OpenYield is on a mission to modernize bond trading for retail.
Try to buy a bond today, and you’ll experience something anachronistic. Like using a rotary phone, you can make a call, but the process will be clunky and frustrating, and consequently won’t get used often. Retail investors face these challenges in the bond market, and consequently shy away.
The status quo is problematic because investors are missing out. The opportunity to go beyond funds and embrace direct ownership offers benefits of customization, tax efficiency and more. But until the asset class evolves beyond its analog remnants, these benefits remain out of reach for the individual investor.
10 problems plaguing the retail bond market today:
- Limited Access. Many new retail brokers do not offer bond investing, and existing platforms often suffer from single-vendor whitelabel lock-in.
- Overwhelming Selection. Investors need interfaces to guide them. They can’t be left to sift through dozens of incomprehensible IDs for a single corporate issuer.
- High Minimums. High minimums exist throughout the incumbent marketplaces due to fixed costs in processing trades from execution to settlement. While you can now buy fractional equity shares, you rarely can even buy single units of bonds.
- High Fees. On top of paying the market bid-ask spread to the liquidity provider, retail investors pay additional markups to multiple distribution intermediaries. Most platforms don’t even support limit orders.
- Quotes Are Indicative. The status quo allows dealers to update their prices in response to a client order, creating uncertainty around pre-trade prices and low comfort in execution quality.
- Execution Delays. Since the standard protocol today allows human dealers to respond to orders, there can be several-minute delays between order submission and trade execution.
- Restricted Market Data. Compared to equities, bonds are presented with narrow information. Even simple charts and spread comparisons would be a huge improvement.
- Weak Analytics. Bonds can be viewed along various dimensions, such as price, yield and spread. The status quo experience is a generally static presentation, vs dynamic calculation tools that can be embedded as standardized widgets.

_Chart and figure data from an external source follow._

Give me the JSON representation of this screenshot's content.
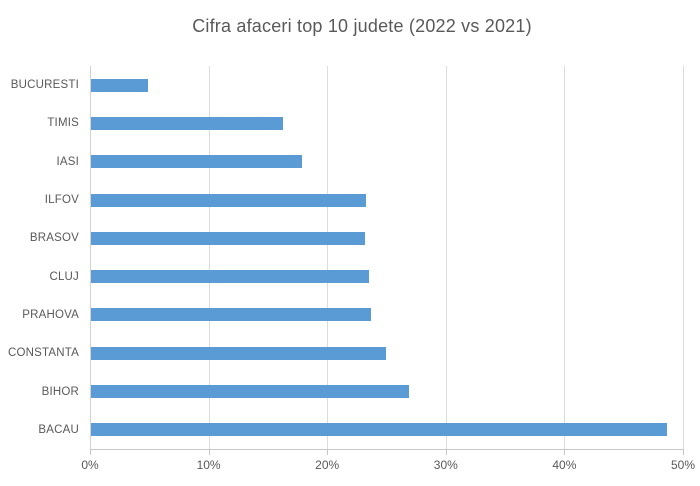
{
  "chart_data": {
    "type": "bar",
    "orientation": "horizontal",
    "title": "Cifra afaceri top 10 judete (2022 vs 2021)",
    "categories": [
      "BUCURESTI",
      "TIMIS",
      "IASI",
      "ILFOV",
      "BRASOV",
      "CLUJ",
      "PRAHOVA",
      "CONSTANTA",
      "BIHOR",
      "BACAU"
    ],
    "values": [
      4.8,
      16.2,
      17.8,
      23.2,
      23.1,
      23.4,
      23.6,
      24.9,
      26.8,
      48.6
    ],
    "value_unit": "%",
    "xlabel": "",
    "ylabel": "",
    "xlim": [
      0,
      50
    ],
    "x_tick_values": [
      0,
      10,
      20,
      30,
      40,
      50
    ],
    "x_tick_labels": [
      "0%",
      "10%",
      "20%",
      "30%",
      "40%",
      "50%"
    ],
    "grid": true,
    "legend": false,
    "colors": {
      "bar": "#5B9BD5",
      "title_text": "#595959",
      "axis_text": "#595959",
      "gridline": "#DCDCDC",
      "axis_line": "#C6C6C6",
      "background": "#FFFFFF"
    }
  }
}
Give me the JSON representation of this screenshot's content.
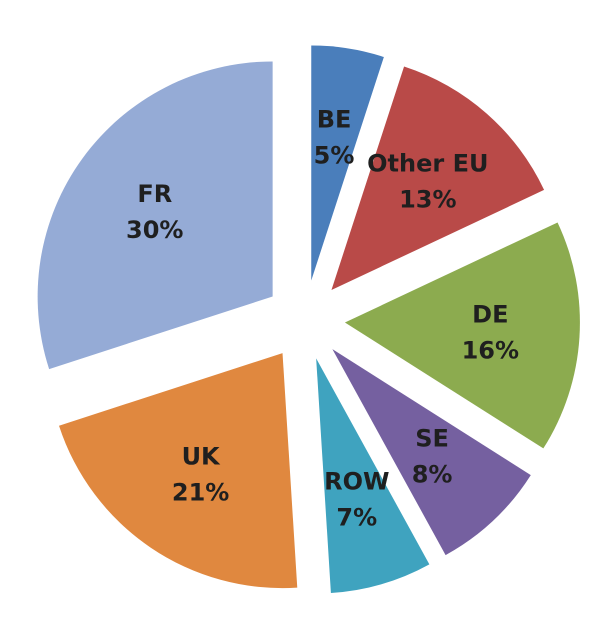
{
  "chart_data": {
    "type": "pie",
    "categories": [
      "BE",
      "Other EU",
      "DE",
      "SE",
      "ROW",
      "UK",
      "FR"
    ],
    "values": [
      5,
      13,
      16,
      8,
      7,
      21,
      30
    ],
    "value_labels": [
      "5%",
      "13%",
      "16%",
      "8%",
      "7%",
      "21%",
      "30%"
    ],
    "colors": [
      "#4a7ebb",
      "#b94a48",
      "#8cab4f",
      "#7560a0",
      "#3fa3bf",
      "#e0883f",
      "#95abd6"
    ]
  }
}
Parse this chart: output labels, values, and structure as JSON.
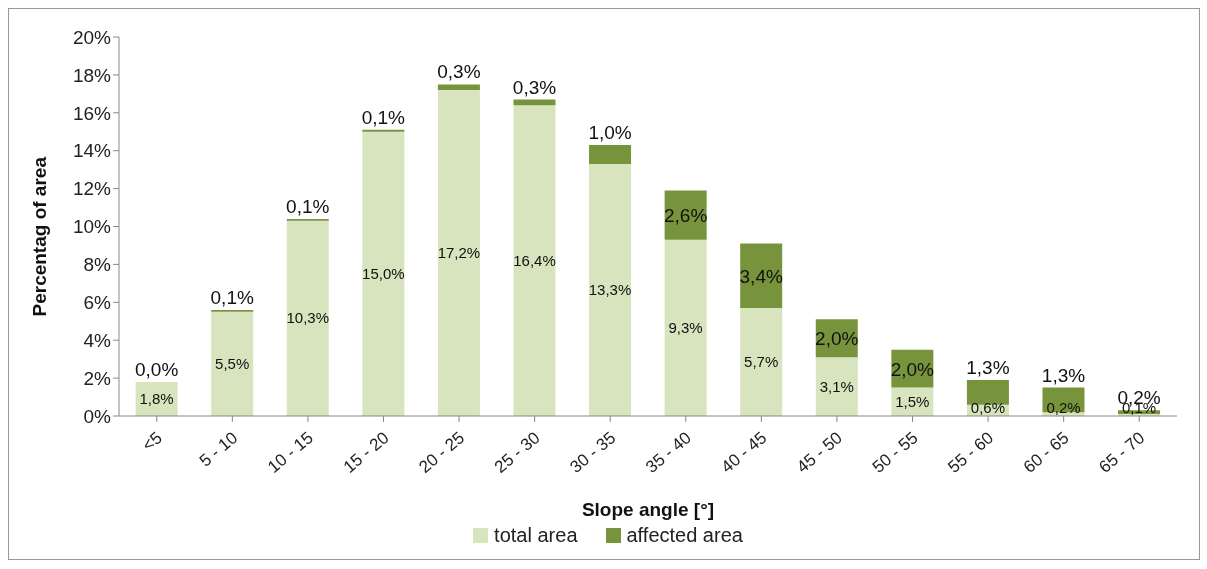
{
  "chart_data": {
    "type": "bar",
    "stacked": true,
    "xlabel": "Slope angle [°]",
    "ylabel": "Percentag of area",
    "categories": [
      "<5",
      "5 - 10",
      "10 - 15",
      "15 - 20",
      "20 - 25",
      "25 - 30",
      "30 - 35",
      "35 - 40",
      "40 - 45",
      "45 - 50",
      "50 - 55",
      "55 - 60",
      "60 - 65",
      "65 - 70"
    ],
    "series": [
      {
        "name": "total area",
        "color": "#d7e4bd",
        "values": [
          1.8,
          5.5,
          10.3,
          15.0,
          17.2,
          16.4,
          13.3,
          9.3,
          5.7,
          3.1,
          1.5,
          0.6,
          0.2,
          0.1
        ],
        "value_labels": [
          "1,8%",
          "5,5%",
          "10,3%",
          "15,0%",
          "17,2%",
          "16,4%",
          "13,3%",
          "9,3%",
          "5,7%",
          "3,1%",
          "1,5%",
          "0,6%",
          "0,2%",
          "0,1%"
        ]
      },
      {
        "name": "affected area",
        "color": "#77933c",
        "values": [
          0.0,
          0.1,
          0.1,
          0.1,
          0.3,
          0.3,
          1.0,
          2.6,
          3.4,
          2.0,
          2.0,
          1.3,
          1.3,
          0.2
        ],
        "value_labels": [
          "0,0%",
          "0,1%",
          "0,1%",
          "0,1%",
          "0,3%",
          "0,3%",
          "1,0%",
          "2,6%",
          "3,4%",
          "2,0%",
          "2,0%",
          "1,3%",
          "1,3%",
          "0,2%"
        ]
      }
    ],
    "ylim": [
      0,
      20
    ],
    "yticks": [
      {
        "value": 0,
        "label": "0%"
      },
      {
        "value": 2,
        "label": "2%"
      },
      {
        "value": 4,
        "label": "4%"
      },
      {
        "value": 6,
        "label": "6%"
      },
      {
        "value": 8,
        "label": "8%"
      },
      {
        "value": 10,
        "label": "10%"
      },
      {
        "value": 12,
        "label": "12%"
      },
      {
        "value": 14,
        "label": "14%"
      },
      {
        "value": 16,
        "label": "16%"
      },
      {
        "value": 18,
        "label": "18%"
      },
      {
        "value": 20,
        "label": "20%"
      }
    ],
    "grid": false,
    "legend": "bottom"
  }
}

- Wonky Ladder Tools. Bond ladders deliver simple diversification across underliers and duration. Unfortunately, the laddering tools that exist today are needlessly complicated and daunting.
- Lack of Portfolio Tools. The ability for retail to automatically generate and execute customized portfolios is the future. Akin to how robo-advisors generate ETF allocations today, algorithms can generate optimized portfolios of bonds tailored to individual needs. To power the process, there needs to be reliable realtime data and execution connectivity to a live marketplace.
Amid a backdrop of attractive interest rates and a burgeoning ecosystem of electronic dealers providing liquidity, OpenYield is attacking these issues with a modern platform to simplify fixed income for brokerages. Built on new tech, our marketplace has live markets, bundled data and flexible APIs, making it easy for firms to enter the market or enhance their offering.
The bond experience is primed for improvement. The reward for retail portfolios everywhere – cheaper, faster, better access – is significant.